153 Views Asked by At

Let $f: \mathbb R^n \to \mathbb R^m$, $g: \mathbb R^m \to \mathbb R^k$.

The chain rule states that if $h =g \circ f$ then $D_h(x) = D_g(f(x))D_f(x)$

My question is how can we apply this in the following scenario for example:

$h(t) = f(tx, ty)$, I want to find $D_h(t)$

According to several solved examples, the answer should be $D_h(t) = \frac{\partial f(tx. ty)}{\partial (tx)}\frac{\partial (tx)}{\partial t} + \frac{\partial f(tx,ty)}{\partial (ty)}\frac{\partial (ty)}{\partial t}$

But I don't really understand where the "$+$" comes from. It seems like the chain rule was applied twice, but I fail to see exactly how it was applied and how to explain the plus sign.

3

There are 3 best solutions below

1
On BEST ANSWER

Your function $h \colon \mathbb{R} \to \mathbb{R}$ is $h(t) = f(tx, ty) = (f \circ g)(t)$, we set $g(t) = (tx, ty)$. The Chain Rule is $$Dh(t) = Df(g(t))\, Dg(t) = Df(tx, ty) \,Dg(t).$$ Notice that $g \colon \mathbb{R} \to \mathbb{R}^2$, so its derivative $Dg(t)$ is a $2 \times 1$ matrix: $$Dg(t) = \begin{pmatrix} \frac{\partial}{\partial t}(tx) \\ \frac{\partial}{\partial t}(ty) \end{pmatrix}.$$ I'll let $(u,v)$ denote the independent variables for $f$ if that's okay. Notice that $f \colon \mathbb{R}^2 \to \mathbb{R}$, so its derivative $Df(u,v)$ is a $2 \times 1$ matrix: $$Df(x,y) = \begin{pmatrix} \frac{\partial f}{\partial u}(x,y) & \frac{\partial f}{\partial v}(x,y) \end{pmatrix}.$$ Therefore, the Chain Rule gives: \begin{align*} Dh(t) = Df(tx, ty)\, Dg(t) & = \begin{pmatrix} \frac{\partial f}{\partial u}(tx,ty) & \frac{\partial f}{\partial v}(tx,ty) \end{pmatrix}\begin{pmatrix} \frac{\partial}{\partial t}(tx) \\ \frac{\partial}{\partial t}(ty) \end{pmatrix} \\ & = \frac{\partial f}{\partial u}(tx, ty) \frac{\partial (tx)}{\partial t} + \frac{\partial f}{\partial v}(tx, ty) \frac{\partial (tx)}{\partial y}. \end{align*}

0
On

Imagine the graph of $z=f(x,y)$ as a surface and fix a point $(x_0, y_0).$ The derivative measures the change in $z$ as $x$ and $y$ change. Suppose $x$ changes by $\Delta x$ and $y$ by $\Delta y$. Add to your mental image the tangent plane to the graph at the point $(x_0, y_0).$ In the $xy$-plane there is a rectangle with one vertex $(x_0, y_0)$ and the opposite vertex $(x_0+\Delta x, y_0+\Delta y).$ Imagine the image of that rectangle projected on both the surface and the tangent plane. This is some sort of parallelogram.

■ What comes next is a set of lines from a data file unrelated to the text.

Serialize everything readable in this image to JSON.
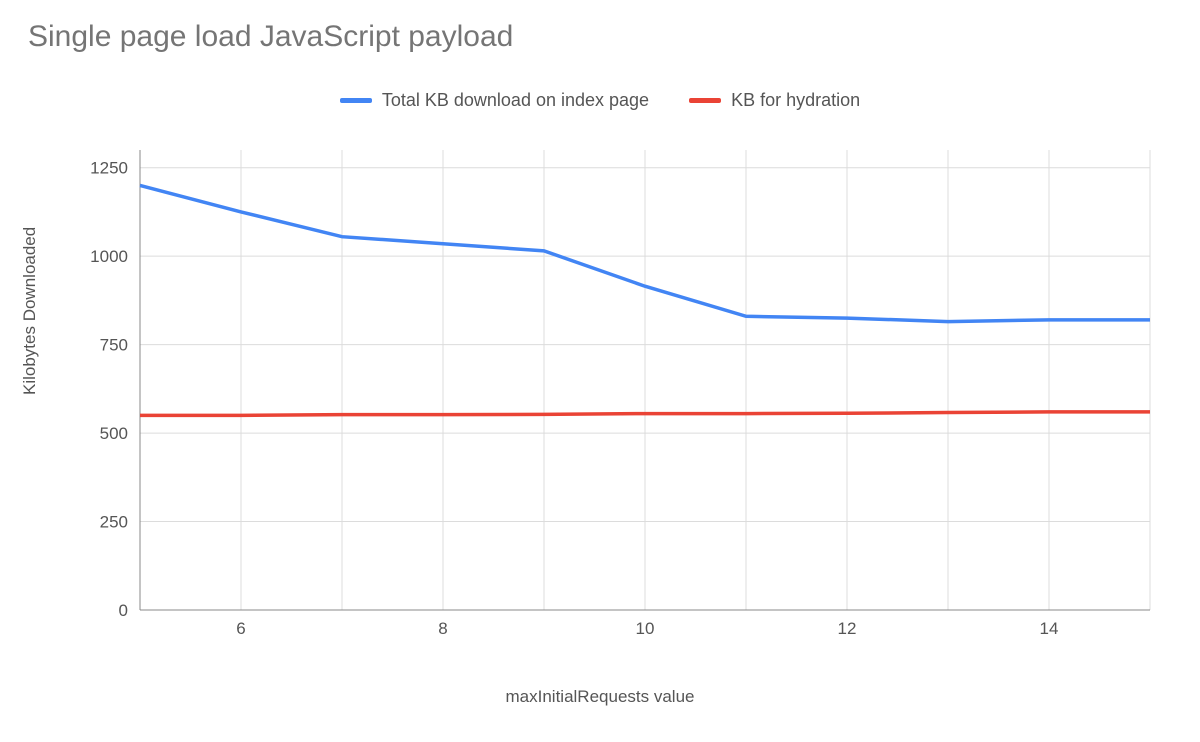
{
  "chart_data": {
    "type": "line",
    "title": "Single page load JavaScript payload",
    "xlabel": "maxInitialRequests value",
    "ylabel": "Kilobytes Downloaded",
    "x": [
      5,
      6,
      7,
      8,
      9,
      10,
      11,
      12,
      13,
      14,
      15
    ],
    "series": [
      {
        "name": "Total KB download on index page",
        "color": "#4285f4",
        "values": [
          1200,
          1125,
          1055,
          1035,
          1015,
          915,
          830,
          825,
          815,
          820,
          820
        ]
      },
      {
        "name": "KB for hydration",
        "color": "#ea4335",
        "values": [
          550,
          550,
          552,
          552,
          553,
          555,
          555,
          556,
          558,
          560,
          560
        ]
      }
    ],
    "x_ticks": [
      6,
      8,
      10,
      12,
      14
    ],
    "y_ticks": [
      0,
      250,
      500,
      750,
      1000,
      1250
    ],
    "xlim": [
      5,
      15
    ],
    "ylim": [
      0,
      1300
    ],
    "legend_position": "top"
  }
}
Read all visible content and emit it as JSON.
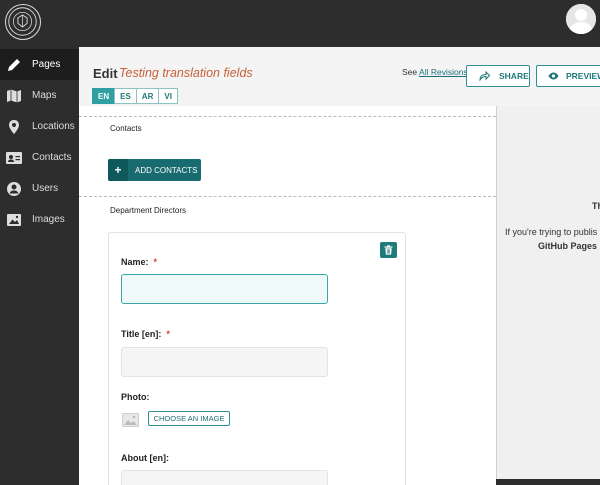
{
  "topbar": {
    "logo_icon": "city-seal-logo",
    "avatar_icon": "user-avatar"
  },
  "sidebar": {
    "items": [
      {
        "label": "Pages",
        "icon": "pencil-icon",
        "active": true
      },
      {
        "label": "Maps",
        "icon": "map-icon",
        "active": false
      },
      {
        "label": "Locations",
        "icon": "location-pin-icon",
        "active": false
      },
      {
        "label": "Contacts",
        "icon": "contact-card-icon",
        "active": false
      },
      {
        "label": "Users",
        "icon": "user-icon",
        "active": false
      },
      {
        "label": "Images",
        "icon": "image-icon",
        "active": false
      }
    ]
  },
  "header": {
    "edit_label": "Edit",
    "page_title": "Testing translation fields",
    "revisions_prefix": "See",
    "revisions_link": "All Revisions",
    "share_label": "SHARE",
    "preview_label": "PREVIEW",
    "languages": [
      "EN",
      "ES",
      "AR",
      "VI"
    ],
    "active_language": "EN"
  },
  "form": {
    "contacts_label": "Contacts",
    "add_contacts_label": "ADD CONTACTS",
    "directors_label": "Department Directors",
    "director_card": {
      "name_label": "Name:",
      "name_required": "*",
      "name_value": "",
      "title_label": "Title [en]:",
      "title_required": "*",
      "title_value": "",
      "photo_label": "Photo:",
      "choose_image_label": "CHOOSE AN IMAGE",
      "about_label": "About [en]:",
      "about_value": ""
    }
  },
  "preview_panel": {
    "line1": "Th",
    "line2": "If you're trying to publis",
    "line3": "GitHub Pages"
  },
  "colors": {
    "accent": "#2f9fa2",
    "dark_teal": "#186b6f",
    "title_orange": "#c5613a",
    "sidebar_bg": "#2d2d2d",
    "required_red": "#d0433a"
  }
}
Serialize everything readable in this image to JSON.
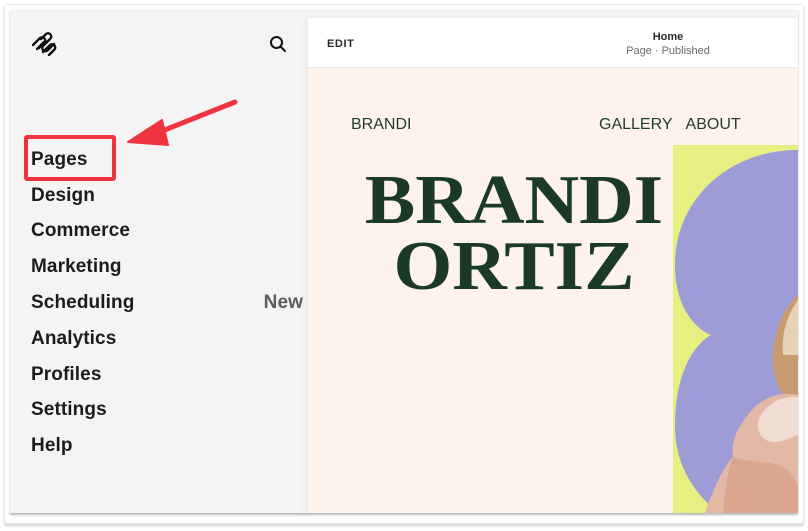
{
  "sidebar": {
    "logo": "squarespace-logo-icon",
    "search_icon": "search-icon",
    "items": [
      {
        "label": "Pages",
        "highlighted": true
      },
      {
        "label": "Design"
      },
      {
        "label": "Commerce"
      },
      {
        "label": "Marketing"
      },
      {
        "label": "Scheduling",
        "badge": "New"
      },
      {
        "label": "Analytics"
      },
      {
        "label": "Profiles"
      },
      {
        "label": "Settings"
      },
      {
        "label": "Help"
      }
    ]
  },
  "annotation": {
    "highlight_color": "#f0343f",
    "arrow_icon": "arrow-pointing-left-icon"
  },
  "editor": {
    "edit_label": "EDIT",
    "page_title": "Home",
    "page_status": "Page · Published"
  },
  "site": {
    "brand": "BRANDI",
    "nav": [
      "GALLERY",
      "ABOUT"
    ],
    "hero_lines": [
      "BRANDI",
      "ORTIZ"
    ],
    "colors": {
      "background": "#fdf3ea",
      "text": "#1b3a24",
      "accent_yellow": "#e8ef82",
      "accent_lavender": "#9e9cd6"
    }
  }
}
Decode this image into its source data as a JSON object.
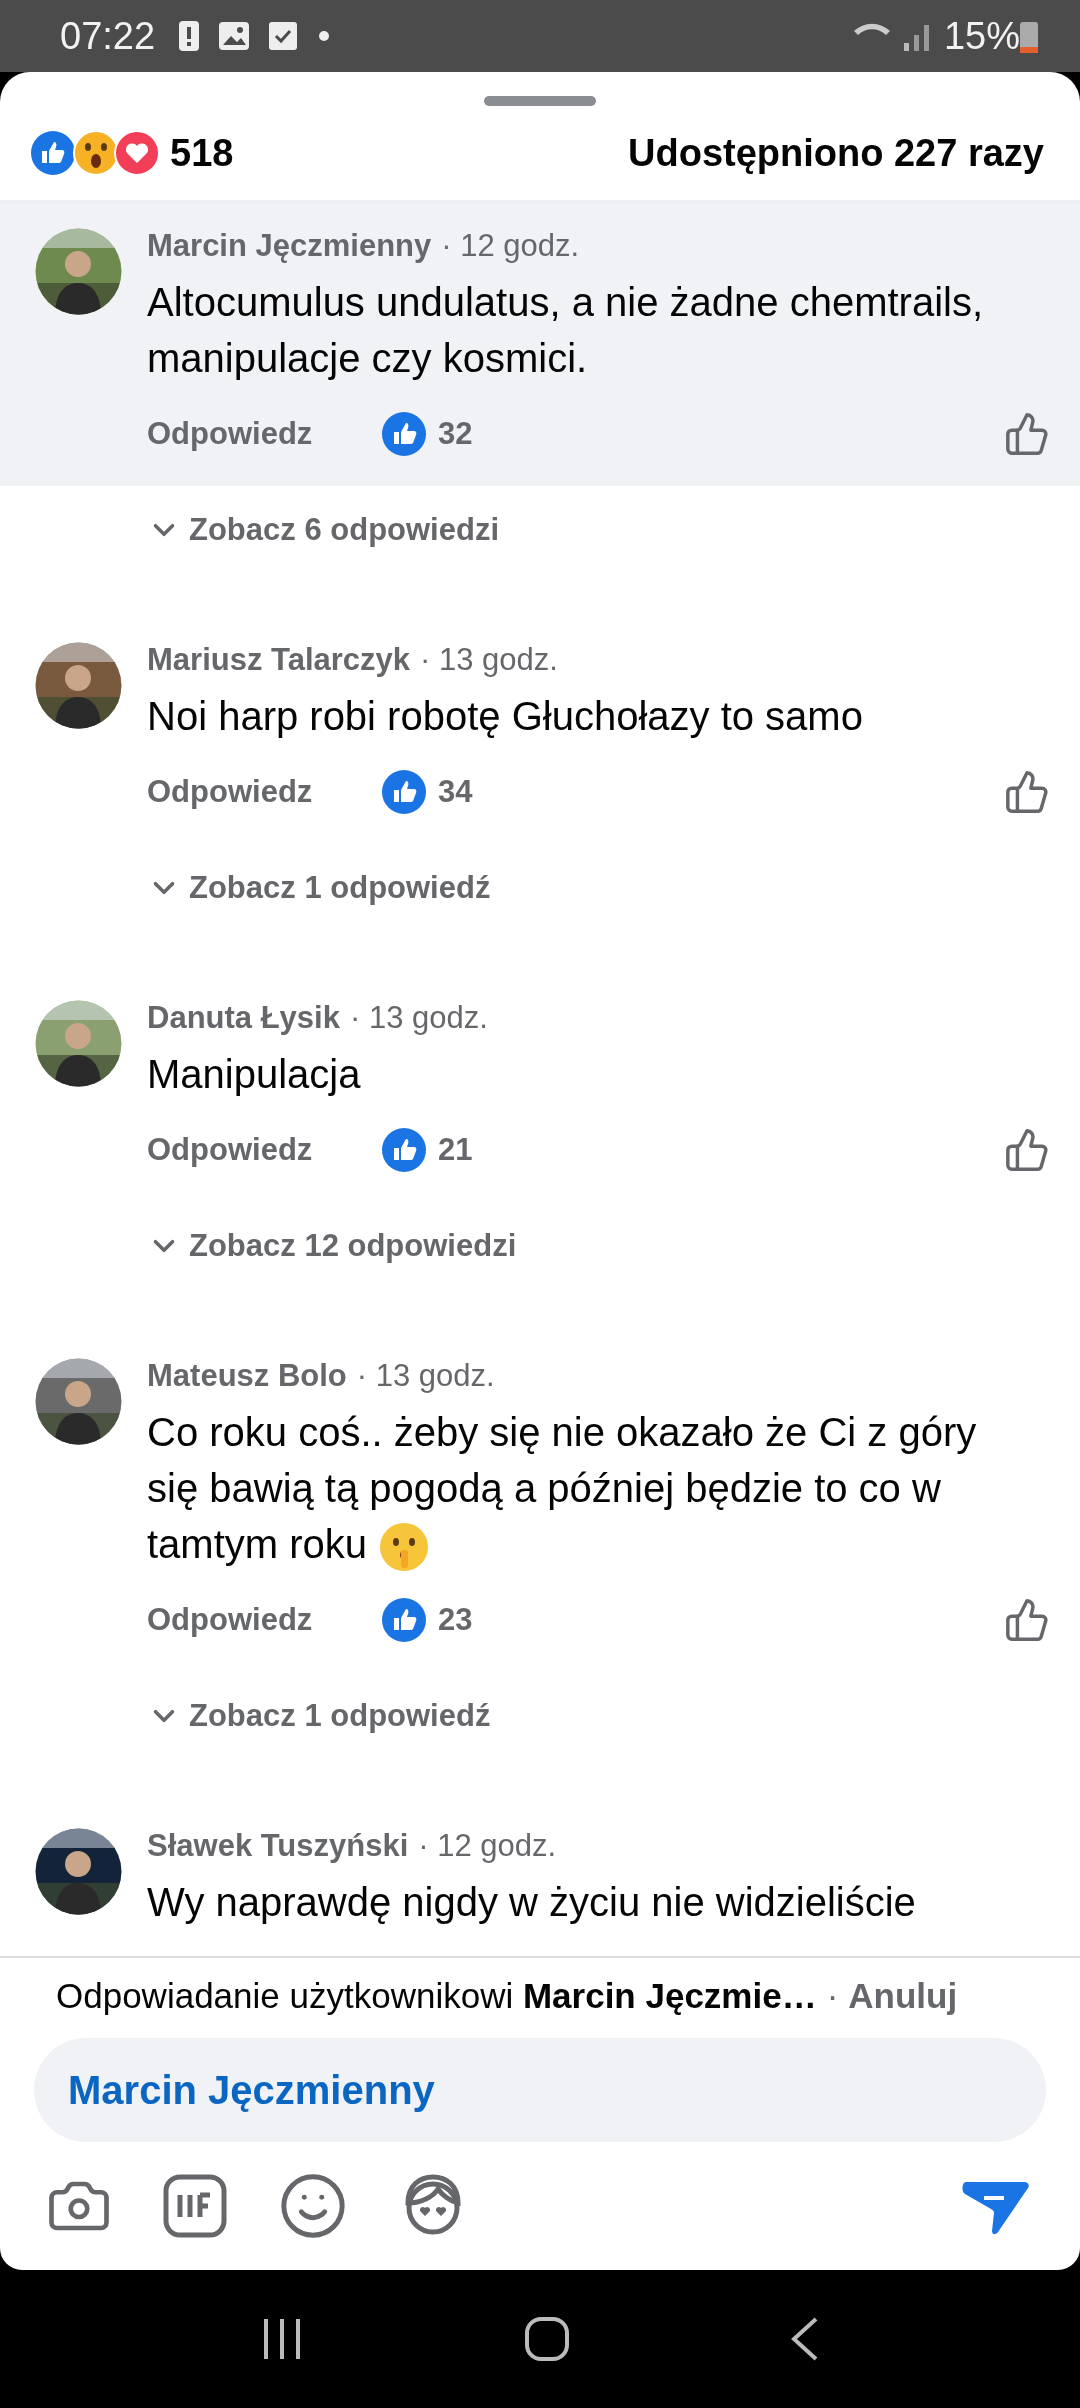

See that the change in $z$ as when $x$ and $y$ are incremented is the difference $f(x_0+\Delta x, y_0+\Delta y) - f(x,y)$ which is represented by the change in height in the surface when you move from $(x_0, y_0)$ to $(x_0+\Delta x, y_0+\Delta y).$ Also see that the change in $z$ is approximated by the change in height in the tangent plane as you move from $(x_0, y_0)$ to $(x_0+\Delta x, y_0+\Delta y).$ This is the difference in heights of the two opposite corners of the parallelogram.

The change in $z$ is approximated by moving from one corner of the parallelogram to the opposite corner. You can do this in two steps. First walk along the edge in the $x$ direction, until you're above $(x_0+\Delta x, y_0),$ and then walk along the adjacent edge in the $y$ direction until you're above $(x_0+\Delta x, y_0+\Delta y).$ The change in height along the first edge is $f_x \Delta x$. The change in height along the second edge is $f_y \Delta y.$ So the total change is the sum of those to bits.

So you have

$$\Delta z \approx f_x(x_0,y_0) \Delta x+ f_y(x_0,y_0) \Delta y.$$

When you apply limits (or infinitesimals) you get

$$dz = f_x(x_0,y_0) \; dx+ f_y(x_0,y_0) \; dy.$$

If you divide this equation by $dt$ you get the chain rule.

0
On

The multivariable chain rule is a bit more complicated than the single-variable chain rule, and there are several different ways to write it.

One (simple?) way to think about the rule is as follows: suppose you compute the value of a function $z=f(x,y)$ at a specific point $(x_0,y_0)$. Now you increase the value of $x$ by a small increment $\Delta x$, and at the same time you increase the value of $y$ by a (different) small increment $\Delta y$. How does $z$ change in response?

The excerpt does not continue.